393.1121 Wong Bock Yue/18: Telegram
The Minister in China (Johnson) to the Secretary of State
[Received July 12—11:09 p.m.26]
565. Legation’s 514, June 28, 4 p.m.
1. Legation has made several informal inquiries of the Diplomatic Bureau concerning the status of this matter and have been informed that the Garrison Headquarters is unwilling to hand over Wong and had referred the question to lawyer [of] Yen. Chu, Chief of the Diplomatic Bureau, went to Taiyuan to interview Yen over a week ago and Legation was informed that Chu would lay before Yen our side of the question. A reply from the Bureau to Legation’s demand [Page 525]of June 28th has now been received, quoting the Garrison Headquarters as follows:
“In connection with this case, the American Legation considers that Wong Bock Yue is an American citizen because the American nationality law emphasizes the principle of birthplace. Since Wong Bock Yue was born in San Francisco he is considered to be an American citizen. However, on the part of China, Wong Bock Yue is considered to be a Chinese citizen because the Chinese nationality law emphasizes the principle of ancestry. While Wong Bock Yue was born in San Francisco within the territory of the United States of America his father was a Chinese resident there and he is of course a Chinese citizen. Furthermore Wong Bock Yue was formerly a member of the second Senate; this presents even clearer evidence of his Chinese nationality. We regret that we are unable to comply with the demand of the American Legation for the transfer of custody.”

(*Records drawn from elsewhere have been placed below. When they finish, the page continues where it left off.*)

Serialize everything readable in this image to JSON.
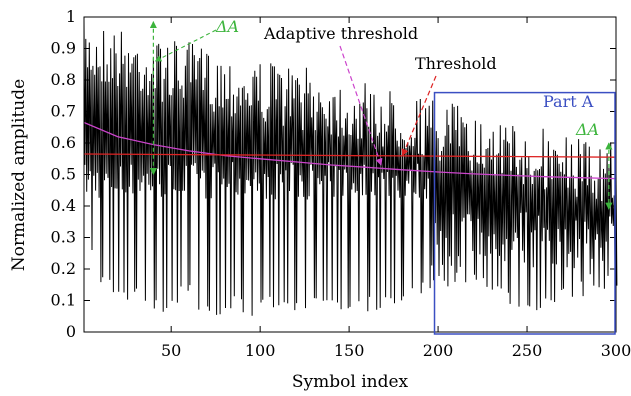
{
  "chart_data": {
    "type": "line",
    "xlabel": "Symbol index",
    "ylabel": "Normalized amplitude",
    "xlim": [
      1,
      300
    ],
    "ylim": [
      0,
      1
    ],
    "xticks": [
      50,
      100,
      150,
      200,
      250,
      300
    ],
    "yticks": [
      0,
      0.1,
      0.2,
      0.3,
      0.4,
      0.5,
      0.6,
      0.7,
      0.8,
      0.9,
      1
    ],
    "xtick_labels": [
      "50",
      "100",
      "150",
      "200",
      "250",
      "300"
    ],
    "ytick_labels": [
      "0",
      "0.1",
      "0.2",
      "0.3",
      "0.4",
      "0.5",
      "0.6",
      "0.7",
      "0.8",
      "0.9",
      "1"
    ],
    "grid": false,
    "series": [
      {
        "color": "#000000",
        "x": [
          1,
          7,
          13,
          19,
          25,
          31,
          37,
          43,
          49,
          55,
          61,
          67,
          73,
          79,
          85,
          91,
          97,
          103,
          109,
          115,
          121,
          127,
          133,
          139,
          145,
          151,
          157,
          163,
          169,
          175,
          181,
          187,
          193,
          199,
          205,
          211,
          217,
          223,
          229,
          235,
          241,
          247,
          253,
          259,
          265,
          271,
          277,
          283,
          289,
          295,
          300
        ],
        "peaks": [
          0.99,
          0.98,
          0.98,
          0.97,
          0.96,
          0.95,
          0.94,
          0.93,
          0.93,
          0.92,
          0.92,
          0.91,
          0.9,
          0.89,
          0.88,
          0.87,
          0.87,
          0.86,
          0.86,
          0.85,
          0.84,
          0.84,
          0.83,
          0.82,
          0.81,
          0.8,
          0.79,
          0.79,
          0.78,
          0.77,
          0.77,
          0.76,
          0.75,
          0.74,
          0.73,
          0.72,
          0.71,
          0.7,
          0.69,
          0.68,
          0.68,
          0.67,
          0.66,
          0.65,
          0.64,
          0.63,
          0.62,
          0.62,
          0.62,
          0.61,
          0.6
        ],
        "troughs": [
          0.42,
          0.14,
          0.13,
          0.1,
          0.1,
          0.12,
          0.05,
          0.06,
          0.04,
          0.12,
          0.1,
          0.04,
          0.03,
          0.04,
          0.07,
          0.05,
          0.05,
          0.06,
          0.08,
          0.07,
          0.06,
          0.06,
          0.07,
          0.05,
          0.06,
          0.05,
          0.06,
          0.07,
          0.07,
          0.08,
          0.08,
          0.1,
          0.12,
          0.13,
          0.14,
          0.14,
          0.14,
          0.12,
          0.12,
          0.1,
          0.08,
          0.07,
          0.07,
          0.06,
          0.07,
          0.08,
          0.1,
          0.12,
          0.13,
          0.14,
          0.14
        ]
      },
      {
        "name": "Adaptive threshold",
        "color": "#cc44cc",
        "x": [
          1,
          20,
          40,
          60,
          80,
          100,
          120,
          140,
          160,
          180,
          200,
          220,
          240,
          260,
          280,
          300
        ],
        "y": [
          0.665,
          0.62,
          0.595,
          0.575,
          0.56,
          0.55,
          0.54,
          0.53,
          0.523,
          0.515,
          0.508,
          0.502,
          0.497,
          0.493,
          0.49,
          0.487
        ]
      },
      {
        "name": "Threshold",
        "color": "#dd2222",
        "x": [
          1,
          300
        ],
        "y": [
          0.565,
          0.555
        ]
      }
    ],
    "annotations": [
      {
        "text": "Adaptive threshold",
        "color": "#000000",
        "arrow_color": "#cc44cc",
        "target": [
          168,
          0.53
        ]
      },
      {
        "text": "Threshold",
        "color": "#000000",
        "arrow_color": "#dd2222",
        "target": [
          180,
          0.56
        ]
      },
      {
        "text": "ΔA",
        "color": "#3cb43c",
        "target": [
          40,
          0.99
        ]
      },
      {
        "text": "ΔA",
        "color": "#3cb43c",
        "target": [
          296,
          0.6
        ]
      },
      {
        "text": "Part A",
        "color": "#3b4fc2",
        "region": {
          "x": [
            198,
            300
          ],
          "y": [
            0,
            0.76
          ]
        }
      }
    ]
  }
}
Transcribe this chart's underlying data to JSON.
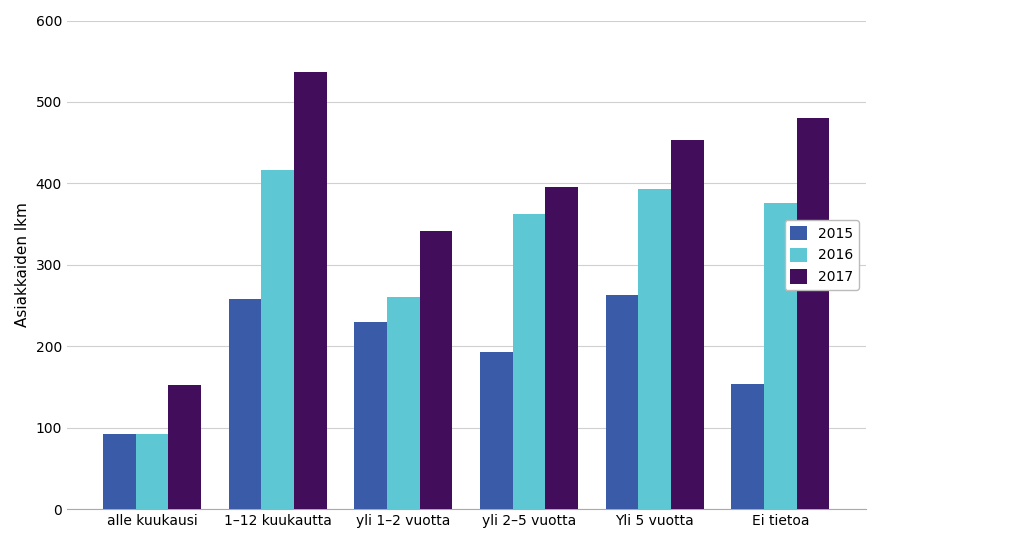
{
  "categories": [
    "alle kuukausi",
    "1–12 kuukautta",
    "yli 1–2 vuotta",
    "yli 2–5 vuotta",
    "Yli 5 vuotta",
    "Ei tietoa"
  ],
  "series": {
    "2015": [
      92,
      258,
      230,
      193,
      263,
      154
    ],
    "2016": [
      92,
      416,
      261,
      363,
      393,
      376
    ],
    "2017": [
      153,
      537,
      342,
      395,
      453,
      480
    ]
  },
  "colors": {
    "2015": "#3A5CA8",
    "2016": "#5DC8D4",
    "2017": "#420E5C"
  },
  "ylabel": "Asiakkaiden lkm",
  "ylim": [
    0,
    600
  ],
  "yticks": [
    0,
    100,
    200,
    300,
    400,
    500,
    600
  ],
  "legend_labels": [
    "2015",
    "2016",
    "2017"
  ],
  "bar_width": 0.26,
  "background_color": "#ffffff",
  "grid_color": "#d0d0d0",
  "title": ""
}
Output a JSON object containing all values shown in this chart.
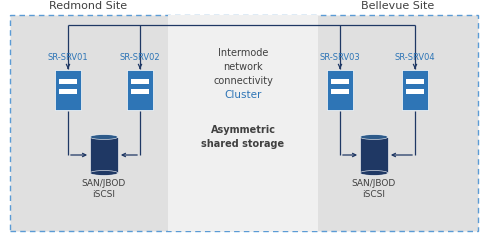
{
  "bg_color": "#ffffff",
  "site_bg": "#e0e0e0",
  "center_bg": "#f0f0f0",
  "dashed_border_color": "#5b9bd5",
  "server_color": "#2e75b6",
  "storage_dark": "#1f3864",
  "storage_top": "#2e5b8a",
  "arrow_color": "#1f3864",
  "label_color": "#2e75b6",
  "text_color": "#404040",
  "center_label_color": "#2e75b6",
  "redmond_label": "Redmond Site",
  "bellevue_label": "Bellevue Site",
  "center_text1": "Intermode\nnetwork\nconnectivity",
  "center_text2": "Cluster",
  "center_text3": "Asymmetric\nshared storage",
  "srv01": "SR-SRV01",
  "srv02": "SR-SRV02",
  "srv03": "SR-SRV03",
  "srv04": "SR-SRV04",
  "san_label": "SAN/JBOD\niSCSI",
  "figw": 4.88,
  "figh": 2.43,
  "dpi": 100
}
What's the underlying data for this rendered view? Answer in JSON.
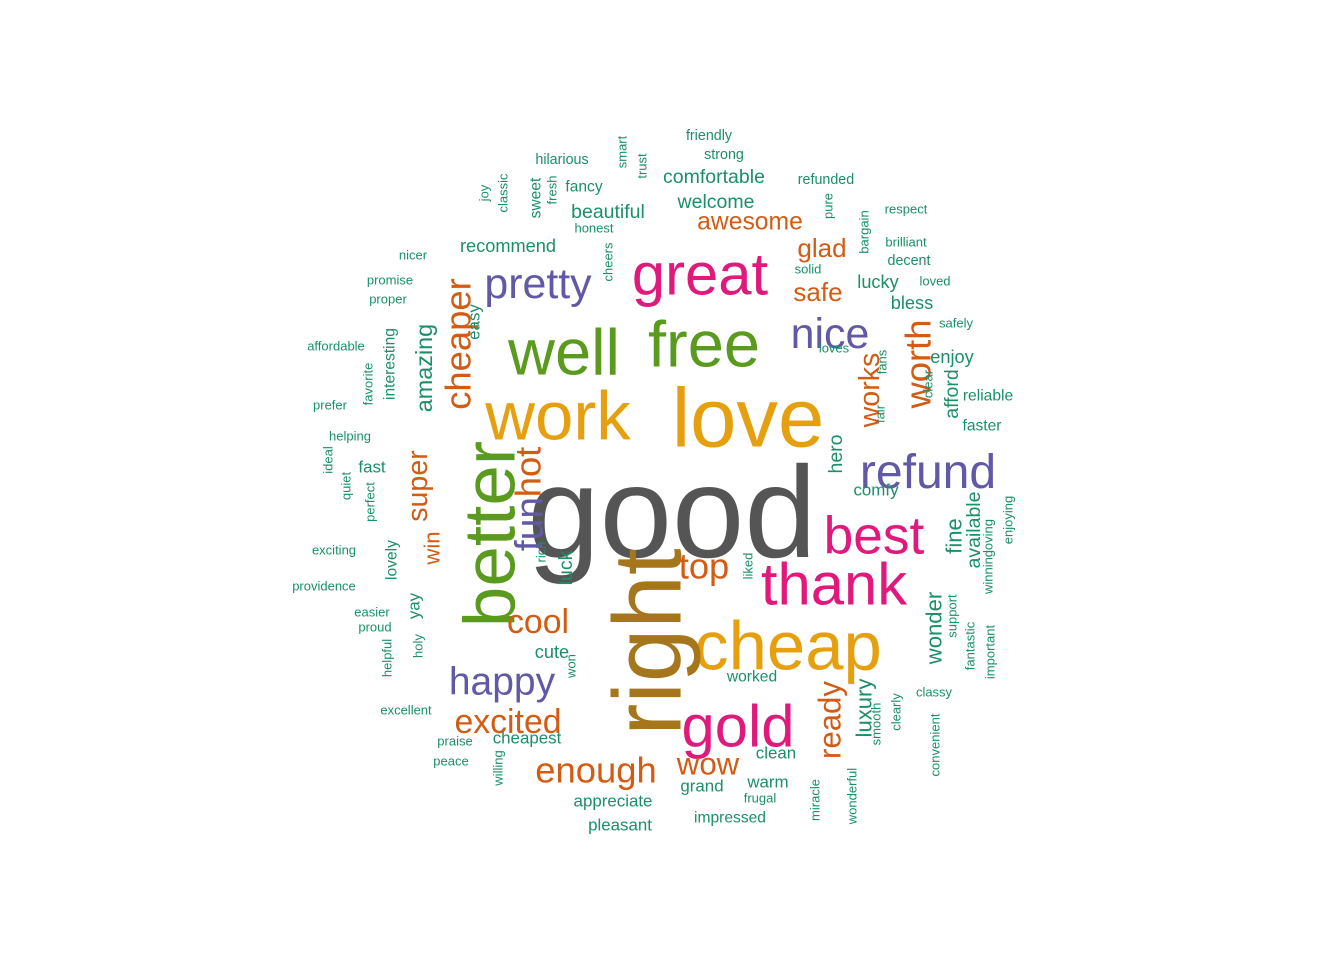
{
  "chart_data": {
    "type": "wordcloud",
    "palette": {
      "grey": "#555555",
      "orange": "#E6A00F",
      "brown": "#A6761D",
      "green": "#5A9A1E",
      "pink": "#E0197C",
      "purple": "#6259A6",
      "rust": "#D35C14",
      "teal": "#1B8F6A"
    },
    "words": [
      {
        "text": "good",
        "color": "grey",
        "weight": 100,
        "rotated": false
      },
      {
        "text": "love",
        "color": "orange",
        "weight": 64,
        "rotated": false
      },
      {
        "text": "work",
        "color": "orange",
        "weight": 53,
        "rotated": false
      },
      {
        "text": "cheap",
        "color": "orange",
        "weight": 53,
        "rotated": false
      },
      {
        "text": "right",
        "color": "brown",
        "weight": 74,
        "rotated": true
      },
      {
        "text": "well",
        "color": "green",
        "weight": 50,
        "rotated": false
      },
      {
        "text": "free",
        "color": "green",
        "weight": 50,
        "rotated": false
      },
      {
        "text": "better",
        "color": "green",
        "weight": 56,
        "rotated": true
      },
      {
        "text": "great",
        "color": "pink",
        "weight": 46,
        "rotated": false
      },
      {
        "text": "gold",
        "color": "pink",
        "weight": 46,
        "rotated": false
      },
      {
        "text": "thank",
        "color": "pink",
        "weight": 46,
        "rotated": false
      },
      {
        "text": "best",
        "color": "pink",
        "weight": 41,
        "rotated": false
      },
      {
        "text": "refund",
        "color": "purple",
        "weight": 37,
        "rotated": false
      },
      {
        "text": "nice",
        "color": "purple",
        "weight": 33,
        "rotated": false
      },
      {
        "text": "pretty",
        "color": "purple",
        "weight": 33,
        "rotated": false
      },
      {
        "text": "happy",
        "color": "purple",
        "weight": 30,
        "rotated": false
      },
      {
        "text": "fun",
        "color": "purple",
        "weight": 30,
        "rotated": true
      },
      {
        "text": "hot",
        "color": "rust",
        "weight": 28,
        "rotated": true
      },
      {
        "text": "cheaper",
        "color": "rust",
        "weight": 28,
        "rotated": true
      },
      {
        "text": "worth",
        "color": "rust",
        "weight": 28,
        "rotated": true
      },
      {
        "text": "top",
        "color": "rust",
        "weight": 28,
        "rotated": false
      },
      {
        "text": "cool",
        "color": "rust",
        "weight": 26,
        "rotated": false
      },
      {
        "text": "excited",
        "color": "rust",
        "weight": 26,
        "rotated": false
      },
      {
        "text": "enough",
        "color": "rust",
        "weight": 28,
        "rotated": false
      },
      {
        "text": "wow",
        "color": "rust",
        "weight": 24,
        "rotated": false
      },
      {
        "text": "ready",
        "color": "rust",
        "weight": 24,
        "rotated": true
      },
      {
        "text": "works",
        "color": "rust",
        "weight": 22,
        "rotated": true
      },
      {
        "text": "super",
        "color": "rust",
        "weight": 22,
        "rotated": true
      },
      {
        "text": "awesome",
        "color": "rust",
        "weight": 19,
        "rotated": false
      },
      {
        "text": "glad",
        "color": "rust",
        "weight": 20,
        "rotated": false
      },
      {
        "text": "safe",
        "color": "rust",
        "weight": 20,
        "rotated": false
      },
      {
        "text": "win",
        "color": "rust",
        "weight": 17,
        "rotated": true
      },
      {
        "text": "amazing",
        "color": "teal",
        "weight": 18,
        "rotated": true
      },
      {
        "text": "luxury",
        "color": "teal",
        "weight": 17,
        "rotated": true
      },
      {
        "text": "wonder",
        "color": "teal",
        "weight": 17,
        "rotated": true
      },
      {
        "text": "fine",
        "color": "teal",
        "weight": 17,
        "rotated": true
      },
      {
        "text": "available",
        "color": "teal",
        "weight": 15,
        "rotated": true
      },
      {
        "text": "luck",
        "color": "teal",
        "weight": 15,
        "rotated": true
      },
      {
        "text": "hero",
        "color": "teal",
        "weight": 15,
        "rotated": true
      },
      {
        "text": "afford",
        "color": "teal",
        "weight": 15,
        "rotated": true
      },
      {
        "text": "comfortable",
        "color": "teal",
        "weight": 15,
        "rotated": false
      },
      {
        "text": "welcome",
        "color": "teal",
        "weight": 15,
        "rotated": false
      },
      {
        "text": "beautiful",
        "color": "teal",
        "weight": 15,
        "rotated": false
      },
      {
        "text": "recommend",
        "color": "teal",
        "weight": 14,
        "rotated": false
      },
      {
        "text": "lucky",
        "color": "teal",
        "weight": 14,
        "rotated": false
      },
      {
        "text": "bless",
        "color": "teal",
        "weight": 14,
        "rotated": false
      },
      {
        "text": "enjoy",
        "color": "teal",
        "weight": 14,
        "rotated": false
      },
      {
        "text": "cute",
        "color": "teal",
        "weight": 14,
        "rotated": false
      },
      {
        "text": "cheapest",
        "color": "teal",
        "weight": 13,
        "rotated": false
      },
      {
        "text": "appreciate",
        "color": "teal",
        "weight": 13,
        "rotated": false
      },
      {
        "text": "grand",
        "color": "teal",
        "weight": 13,
        "rotated": false
      },
      {
        "text": "warm",
        "color": "teal",
        "weight": 13,
        "rotated": false
      },
      {
        "text": "clean",
        "color": "teal",
        "weight": 13,
        "rotated": false
      },
      {
        "text": "pleasant",
        "color": "teal",
        "weight": 13,
        "rotated": false
      },
      {
        "text": "impressed",
        "color": "teal",
        "weight": 12,
        "rotated": false
      },
      {
        "text": "worked",
        "color": "teal",
        "weight": 12,
        "rotated": false
      },
      {
        "text": "fast",
        "color": "teal",
        "weight": 13,
        "rotated": false
      },
      {
        "text": "comfy",
        "color": "teal",
        "weight": 13,
        "rotated": false
      },
      {
        "text": "reliable",
        "color": "teal",
        "weight": 12,
        "rotated": false
      },
      {
        "text": "faster",
        "color": "teal",
        "weight": 12,
        "rotated": false
      },
      {
        "text": "yay",
        "color": "teal",
        "weight": 13,
        "rotated": true
      },
      {
        "text": "easy",
        "color": "teal",
        "weight": 13,
        "rotated": true
      },
      {
        "text": "interesting",
        "color": "teal",
        "weight": 12,
        "rotated": true
      },
      {
        "text": "lovely",
        "color": "teal",
        "weight": 12,
        "rotated": true
      },
      {
        "text": "fancy",
        "color": "teal",
        "weight": 12,
        "rotated": false
      },
      {
        "text": "sweet",
        "color": "teal",
        "weight": 12,
        "rotated": true
      },
      {
        "text": "friendly",
        "color": "teal",
        "weight": 11,
        "rotated": false
      },
      {
        "text": "strong",
        "color": "teal",
        "weight": 11,
        "rotated": false
      },
      {
        "text": "hilarious",
        "color": "teal",
        "weight": 11,
        "rotated": false
      },
      {
        "text": "refunded",
        "color": "teal",
        "weight": 11,
        "rotated": false
      },
      {
        "text": "respect",
        "color": "teal",
        "weight": 10,
        "rotated": false
      },
      {
        "text": "brilliant",
        "color": "teal",
        "weight": 10,
        "rotated": false
      },
      {
        "text": "decent",
        "color": "teal",
        "weight": 11,
        "rotated": false
      },
      {
        "text": "loved",
        "color": "teal",
        "weight": 10,
        "rotated": false
      },
      {
        "text": "safely",
        "color": "teal",
        "weight": 10,
        "rotated": false
      },
      {
        "text": "loves",
        "color": "teal",
        "weight": 10,
        "rotated": false
      },
      {
        "text": "solid",
        "color": "teal",
        "weight": 10,
        "rotated": false
      },
      {
        "text": "honest",
        "color": "teal",
        "weight": 10,
        "rotated": false
      },
      {
        "text": "nicer",
        "color": "teal",
        "weight": 10,
        "rotated": false
      },
      {
        "text": "promise",
        "color": "teal",
        "weight": 10,
        "rotated": false
      },
      {
        "text": "proper",
        "color": "teal",
        "weight": 10,
        "rotated": false
      },
      {
        "text": "affordable",
        "color": "teal",
        "weight": 10,
        "rotated": false
      },
      {
        "text": "prefer",
        "color": "teal",
        "weight": 10,
        "rotated": false
      },
      {
        "text": "helping",
        "color": "teal",
        "weight": 10,
        "rotated": false
      },
      {
        "text": "exciting",
        "color": "teal",
        "weight": 10,
        "rotated": false
      },
      {
        "text": "providence",
        "color": "teal",
        "weight": 10,
        "rotated": false
      },
      {
        "text": "easier",
        "color": "teal",
        "weight": 10,
        "rotated": false
      },
      {
        "text": "proud",
        "color": "teal",
        "weight": 10,
        "rotated": false
      },
      {
        "text": "excellent",
        "color": "teal",
        "weight": 10,
        "rotated": false
      },
      {
        "text": "praise",
        "color": "teal",
        "weight": 10,
        "rotated": false
      },
      {
        "text": "peace",
        "color": "teal",
        "weight": 10,
        "rotated": false
      },
      {
        "text": "frugal",
        "color": "teal",
        "weight": 10,
        "rotated": false
      },
      {
        "text": "classy",
        "color": "teal",
        "weight": 10,
        "rotated": false
      },
      {
        "text": "smart",
        "color": "teal",
        "weight": 10,
        "rotated": true
      },
      {
        "text": "trust",
        "color": "teal",
        "weight": 10,
        "rotated": true
      },
      {
        "text": "cheers",
        "color": "teal",
        "weight": 10,
        "rotated": true
      },
      {
        "text": "joy",
        "color": "teal",
        "weight": 10,
        "rotated": true
      },
      {
        "text": "classic",
        "color": "teal",
        "weight": 10,
        "rotated": true
      },
      {
        "text": "fresh",
        "color": "teal",
        "weight": 10,
        "rotated": true
      },
      {
        "text": "pure",
        "color": "teal",
        "weight": 10,
        "rotated": true
      },
      {
        "text": "bargain",
        "color": "teal",
        "weight": 10,
        "rotated": true
      },
      {
        "text": "favorite",
        "color": "teal",
        "weight": 10,
        "rotated": true
      },
      {
        "text": "fans",
        "color": "teal",
        "weight": 10,
        "rotated": true
      },
      {
        "text": "fair",
        "color": "teal",
        "weight": 10,
        "rotated": true
      },
      {
        "text": "clear",
        "color": "teal",
        "weight": 10,
        "rotated": true
      },
      {
        "text": "ideal",
        "color": "teal",
        "weight": 10,
        "rotated": true
      },
      {
        "text": "quiet",
        "color": "teal",
        "weight": 10,
        "rotated": true
      },
      {
        "text": "perfect",
        "color": "teal",
        "weight": 10,
        "rotated": true
      },
      {
        "text": "rich",
        "color": "teal",
        "weight": 10,
        "rotated": true
      },
      {
        "text": "liked",
        "color": "teal",
        "weight": 10,
        "rotated": true
      },
      {
        "text": "loving",
        "color": "teal",
        "weight": 10,
        "rotated": true
      },
      {
        "text": "enjoying",
        "color": "teal",
        "weight": 10,
        "rotated": true
      },
      {
        "text": "winning",
        "color": "teal",
        "weight": 10,
        "rotated": true
      },
      {
        "text": "support",
        "color": "teal",
        "weight": 10,
        "rotated": true
      },
      {
        "text": "fantastic",
        "color": "teal",
        "weight": 10,
        "rotated": true
      },
      {
        "text": "important",
        "color": "teal",
        "weight": 10,
        "rotated": true
      },
      {
        "text": "helpful",
        "color": "teal",
        "weight": 10,
        "rotated": true
      },
      {
        "text": "holy",
        "color": "teal",
        "weight": 10,
        "rotated": true
      },
      {
        "text": "won",
        "color": "teal",
        "weight": 10,
        "rotated": true
      },
      {
        "text": "smooth",
        "color": "teal",
        "weight": 10,
        "rotated": true
      },
      {
        "text": "clearly",
        "color": "teal",
        "weight": 10,
        "rotated": true
      },
      {
        "text": "convenient",
        "color": "teal",
        "weight": 10,
        "rotated": true
      },
      {
        "text": "willing",
        "color": "teal",
        "weight": 10,
        "rotated": true
      },
      {
        "text": "miracle",
        "color": "teal",
        "weight": 10,
        "rotated": true
      },
      {
        "text": "wonderful",
        "color": "teal",
        "weight": 10,
        "rotated": true
      }
    ]
  }
}
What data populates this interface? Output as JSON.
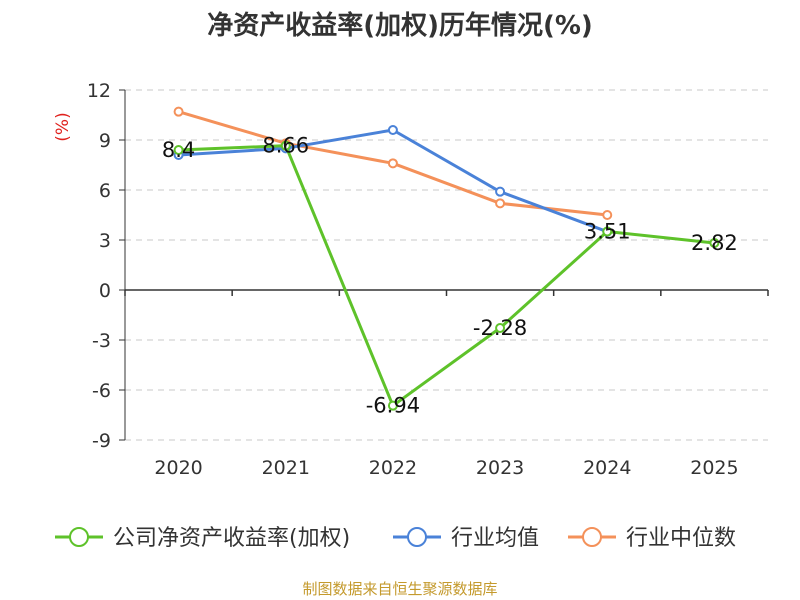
{
  "chart_data": {
    "type": "line",
    "title": "净资产收益率(加权)历年情况(%)",
    "ylabel": "(%)",
    "xlabel": "",
    "categories": [
      "2020",
      "2021",
      "2022",
      "2023",
      "2024",
      "2025"
    ],
    "ylim": [
      -9,
      12
    ],
    "yticks": [
      12,
      9,
      6,
      3,
      0,
      -3,
      -6,
      -9
    ],
    "grid": true,
    "legend_position": "bottom",
    "series": [
      {
        "name": "公司净资产收益率(加权)",
        "color": "#5ec22a",
        "values": [
          8.4,
          8.66,
          -6.94,
          -2.28,
          3.51,
          2.82
        ],
        "labels": [
          "8.4",
          "8.66",
          "-6.94",
          "-2.28",
          "3.51",
          "2.82"
        ]
      },
      {
        "name": "行业均值",
        "color": "#4a82d8",
        "values": [
          8.1,
          8.5,
          9.6,
          5.9,
          3.5,
          null
        ]
      },
      {
        "name": "行业中位数",
        "color": "#f4915a",
        "values": [
          10.7,
          8.8,
          7.6,
          5.2,
          4.5,
          null
        ]
      }
    ]
  },
  "source": "制图数据来自恒生聚源数据库"
}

2. Wong has resided approximately fifteen years in China, mostly in Peiping which is not a treaty port; he has never applied for registration as an American citizen; he applied for an American passport in 1925 but he at no time called at the Consulate in Tientsin to obtain it; he has served as a member of the Chinese Senate to which only Chinese citizens are eligible; held a protracted residence in China and has apparently held himself out as a Chinese citizen and has been recognized as such by the Chinese Government. In view of the foregoing, the Legation, so far as regards the merits of the case, very much questions the advisability of continuing actively to assert Wong’s American citizenship. See Department’s instruction to Canton December 9, 1927, concerning the case of Ming Jue.27 The Department’s further instructions are requested.